On the 22nd of March, we will be joined by the following speakers:
Phoebe is a Welsh artist and researcher based at Somerset House Studios. Her practice investigates how people perceive their social framework, often working with and in response to individuals and communities, generating work through collaboration, collective action and DIT* (Do It Together) strategies. Her outcomes are often project dependent, including: constructed social spaces, live performances, video, audio and print works.
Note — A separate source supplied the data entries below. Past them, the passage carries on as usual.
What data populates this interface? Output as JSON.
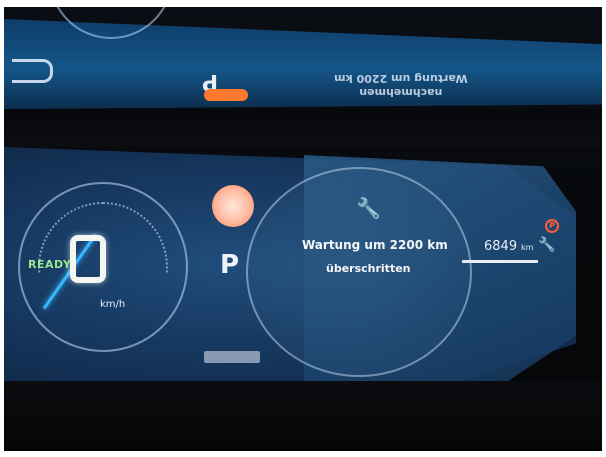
{
  "reflection": {
    "line1": "nachmehmen",
    "line2": "Wartung um 2200 km"
  },
  "gauge": {
    "status": "READY",
    "unit": "km/h"
  },
  "gear": "P",
  "service": {
    "line1": "Wartung um 2200 km",
    "line2": "überschritten"
  },
  "odometer": {
    "value": "6849",
    "unit": "km"
  },
  "icons": {
    "wrench": "wrench-icon",
    "parking_warning": "parking-brake-icon",
    "lamp": "warning-lamp-icon"
  },
  "colors": {
    "ready_green": "#9be58a",
    "needle_blue": "#39b6ff",
    "warning_orange": "#ff5a3a"
  }
}
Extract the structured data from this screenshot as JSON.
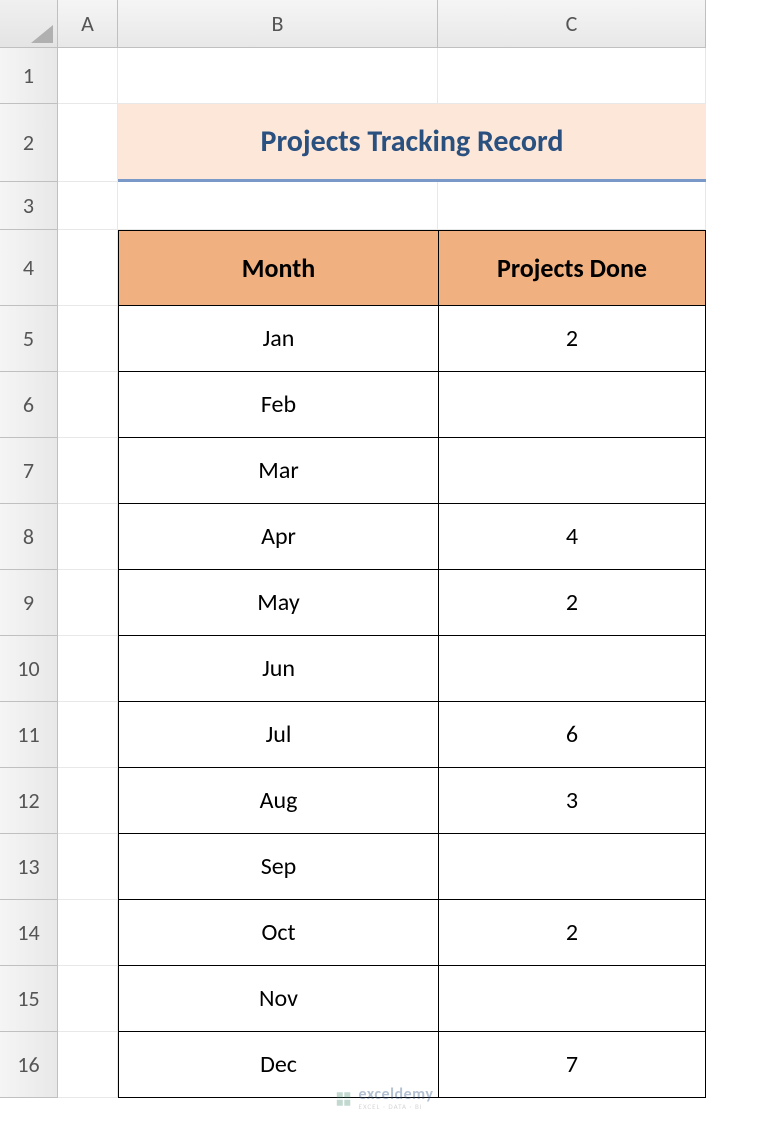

Recent projects have led her to work with male sports teams, sex educators, farmers, secondary school students, elderly care homes and DJs, as well as arts spaces and institutions.
She currently co-facilitates three research groups: Bedfellows, a sex re-education research project; Synaptic Island, a womxn and non-binary DJ collective based at Corsica Studios; and Art is Action, a social practice research group led by UK based producers.
In 2015 she was awarded the British Council Social Practice Fellowship for the International Cultural Exchange US Program.
Hamja is an artist, curator, writer on contemporary art, and human rights activist based in London. He ran the DIY Cultures festival since 2013, the UK’s largest Zine and DIY activist festival, and was shortlisted for a Liberty Human Rights Award for his work on prisoners, extradition and war on terror.
His book Shy Radicals: The Antisystemic Politics of the Militant Introvert is a documentation of the political demands of shy people. This anti-systemic manifesto is a quiet and thoughtful polemic, a satire that uses anti-colonial theory to build a critique of dominant extrovert-supremacist culture and the rising tide of Islamophobia.
Dan is an award-winning activist, academic, performer and writer who was named as one of Attitude Magazine’s campaigning role models for LGBTQI youth and a Guardian ‘UK youth climate leader’.
An agitator from the Training for Transformation educational programme borne out of the anti-Apartheid movement, the core of Dan’s work is the development of critical consciousness and creativity to spur people to “read their reality and write their own history”.
Members of the London Poster Workshop
A group of activists set up the London Poster Workshop in a basement in Camden Town in the summer of 1968, and for two years, until its closure, provided silkscreen posters for different activist groups, on a “pay what you can afford” basis. The designs were created on the spot and were inspired in part by the Atelier Populaire, which had resulted from the occupation of the Ecole des Beaux Arts, Paris, in May ‘68.